以膀胱過動症表現之生殖泌尿道外腎源性腺瘤 – 一病例報告與文獻回顧
1臺北醫學大學附設醫院 泌尿科；2衛生福利部部立基隆醫院 泌尿科；3衛生福利部部立桃園醫院 泌尿科；4台南市立醫院 泌尿科
Extragenitourinary nephrogenic metaplasia / adenoma presenting as overactive bladder syndrome – a case report and literature review
Meng-Lin Chang12, Shih-Chang Fuh3, Ting-Jui Chang4, Hsiao-Yu Lin1
1Department of Urology, Taipei Medical University Hospital, Taipei 110, Taiwan; 2Department of Urology, Keelung Hospital, Ministry of Health and Welfare; 3Department of Urology, Taoyuan Hospital, Ministry of Health and Welfare; 4Department of Urology, Tainan Municipal Hospital
Overactive bladder (OAB) is a syndrome that causes sudden and unstoppable feeling to urinate. According to International Continence Society (ICS) 2010, OAB is defined as urinary urgency, usually with urinary frequency and nocturia, with or without urgency urinary incontinence. Mainstay treatment of OAB is anticholinergics and beta-3 adrenergic agonist is a new direction of OAB management.

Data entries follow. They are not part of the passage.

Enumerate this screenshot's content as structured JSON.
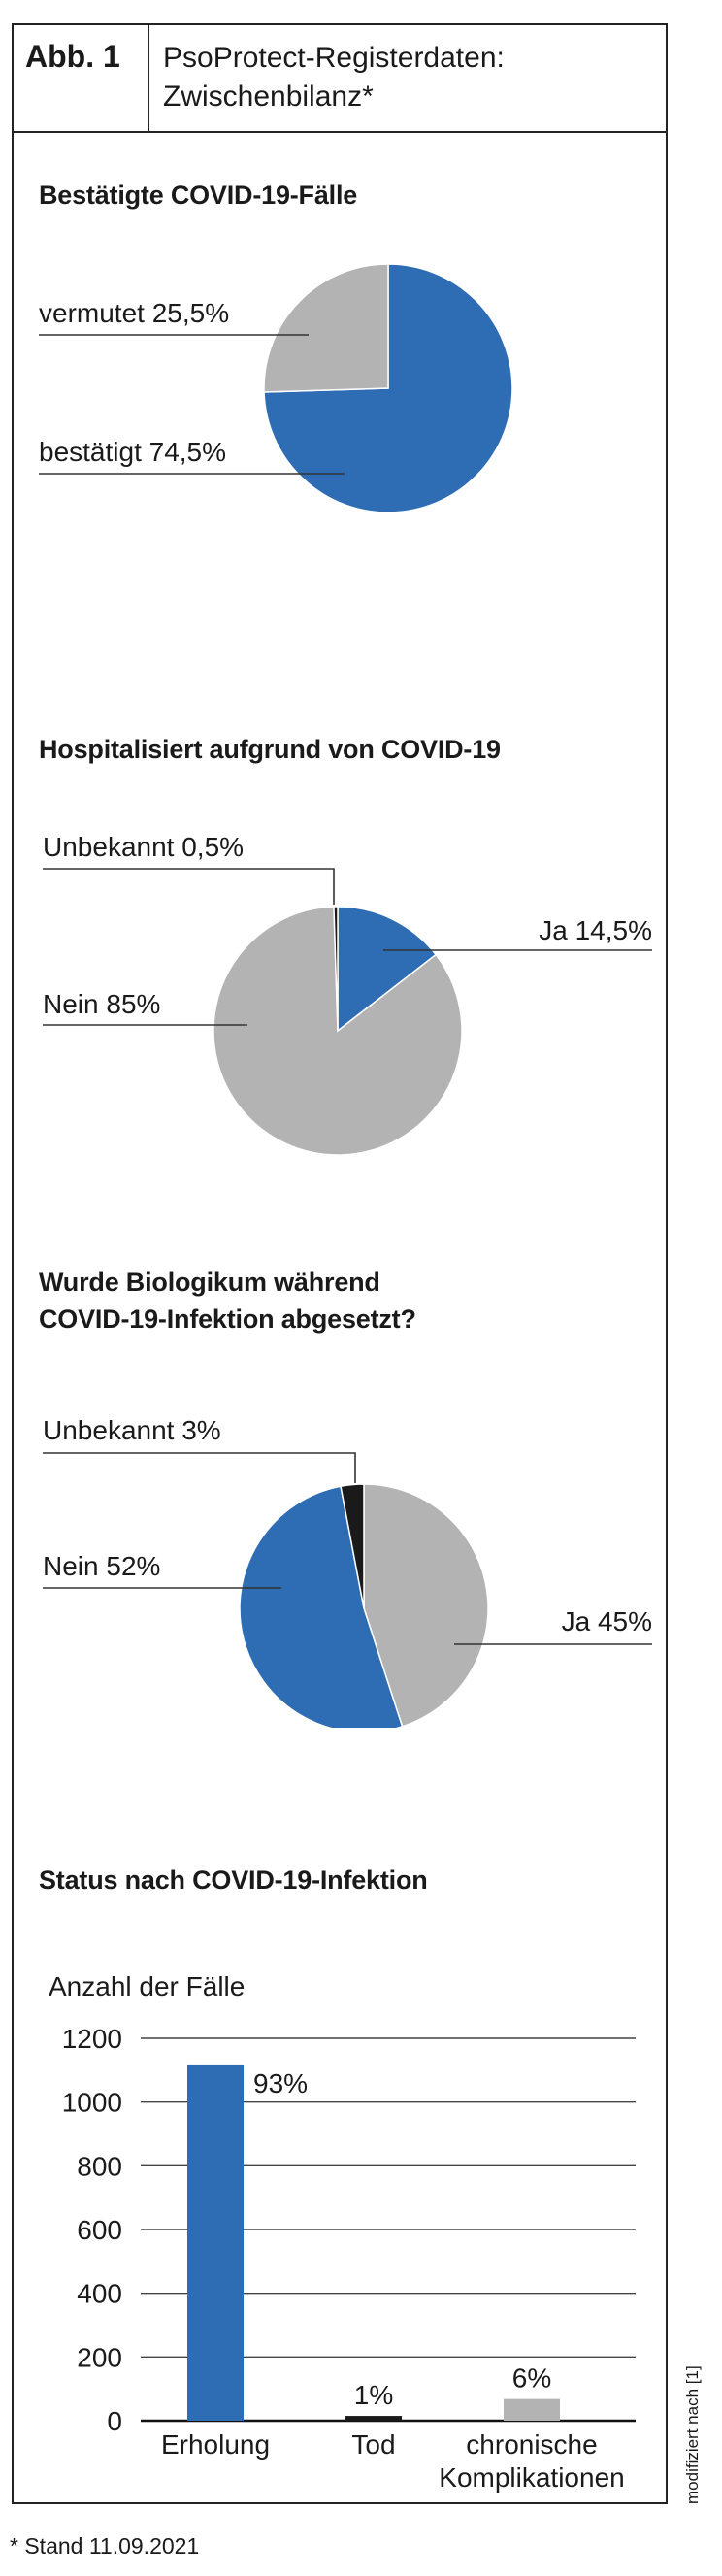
{
  "figure": {
    "label": "Abb. 1",
    "title_line1": "PsoProtect-Registerdaten:",
    "title_line2": "Zwischenbilanz*",
    "footnote": "* Stand 11.09.2021",
    "source": "modifiziert nach [1]"
  },
  "colors": {
    "blue": "#2e6db3",
    "gray": "#b3b3b3",
    "black": "#1a1a1a",
    "line": "#333333"
  },
  "chart_data": [
    {
      "type": "pie",
      "title": "Bestätigte COVID-19-Fälle",
      "slices": [
        {
          "label": "bestätigt 74,5%",
          "value": 74.5,
          "color": "#2e6db3"
        },
        {
          "label": "vermutet 25,5%",
          "value": 25.5,
          "color": "#b3b3b3"
        }
      ]
    },
    {
      "type": "pie",
      "title": "Hospitalisiert aufgrund von COVID-19",
      "slices": [
        {
          "label": "Ja 14,5%",
          "value": 14.5,
          "color": "#2e6db3"
        },
        {
          "label": "Nein 85%",
          "value": 85,
          "color": "#b3b3b3"
        },
        {
          "label": "Unbekannt 0,5%",
          "value": 0.5,
          "color": "#1a1a1a"
        }
      ]
    },
    {
      "type": "pie",
      "title_line1": "Wurde Biologikum während",
      "title_line2": "COVID-19-Infektion abgesetzt?",
      "slices": [
        {
          "label": "Ja 45%",
          "value": 45,
          "color": "#b3b3b3"
        },
        {
          "label": "Nein 52%",
          "value": 52,
          "color": "#2e6db3"
        },
        {
          "label": "Unbekannt 3%",
          "value": 3,
          "color": "#1a1a1a"
        }
      ]
    },
    {
      "type": "bar",
      "title": "Status nach COVID-19-Infektion",
      "ylabel": "Anzahl der Fälle",
      "ylim": [
        0,
        1200
      ],
      "yticks": [
        0,
        200,
        400,
        600,
        800,
        1000,
        1200
      ],
      "grid": true,
      "categories": [
        {
          "line1": "Erholung",
          "line2": ""
        },
        {
          "line1": "Tod",
          "line2": ""
        },
        {
          "line1": "chronische",
          "line2": "Komplikationen"
        }
      ],
      "values": [
        1115,
        15,
        68
      ],
      "percent_labels": [
        "93%",
        "1%",
        "6%"
      ],
      "colors": [
        "#2e6db3",
        "#1a1a1a",
        "#b3b3b3"
      ]
    }
  ]
}
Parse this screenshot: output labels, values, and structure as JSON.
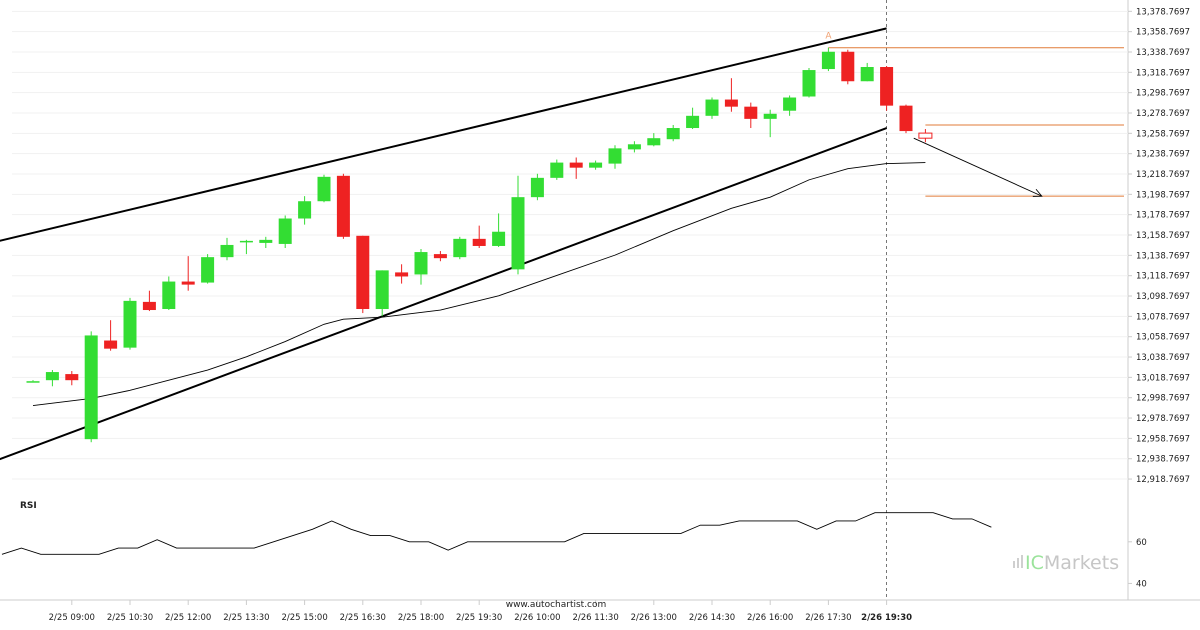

We present a 49-year-old female patient with urgency, frequency, and nocturia. Urinalysis showed no pyuria but microscopic hematuria (WBC 0-2, RBC 2-5). Anticholinergic was prescribed and there was little improvement after two weeks treatment. Suprapubic sonography is performed and showed residual urine 160ml and a 4.3 x 4.1 cm sized cystic mass, which protruded into bladder trigone. She then was transferred to GYN for study the nature of the mass. Per-vaginal examination is normal and trans-vaginal sonography showed no abnormality in vagina, cervix, uterus, except a cystic mass between vagina and bladder. Cystoscopy was performed and showed intact mucosa in urethra, bladder neck, and bladder. Computed tomography showed 4.1 x 4.3 x 3.3 cm sized multi-sepatated cystic space-occupying lesion causing posterior compression of vagina, anterior compression of base of urinary bladder, suspect abscess. Beta iodine was injected into the mass and there was no connection to urinary tract or to vagina. Operative management was carried out in two stages. In stage one, marsupialization was performed. The fluid inside the cystic mass was clear yellowish fluid. Analysis of the fluid showed elevated creatinine, and fluid cytology showed atypical cell. After three weeks, no significant shrinkage happened on sono and we performed total excision of cystic mass through vaginal approach. Carefully dissection was carried out to prevent injury to urethra, bladder neck and bladder base. Foley catheter was placed for two weeks. After removing Foley catheter, the symptoms of urgency, frequency and nocturia were gone and residual urine after voiding decreased to less than 20ml. Pathological finding of excised mass revealed nephrogenic metaplasia /adenoma.
Nephrogenic metaplasia / adenoma is a rare benign lesion and is usually found within genitourinary tract (ureter and bladder). There are also rare case reports that nephrogenic metaplasia / adenoma is found in renal cortical cyst, urethral diverticulum (usually in female). Nephrogenic metaplasia / adenoma is considered to be related with chronic inflammation secondary to genitourinary trauma, prior surgery, renal calculi, or repeated instrumentation. In our case, the tumor is outside urinary tract without connection to bladder or vagina. The mass effects between bladder and vagina may contribute to overactive bladder syndrome. Hence, we recommend initial evaluation of female overactive bladder syndrome should include detailed physical pelvic examination and ultrasound investigation.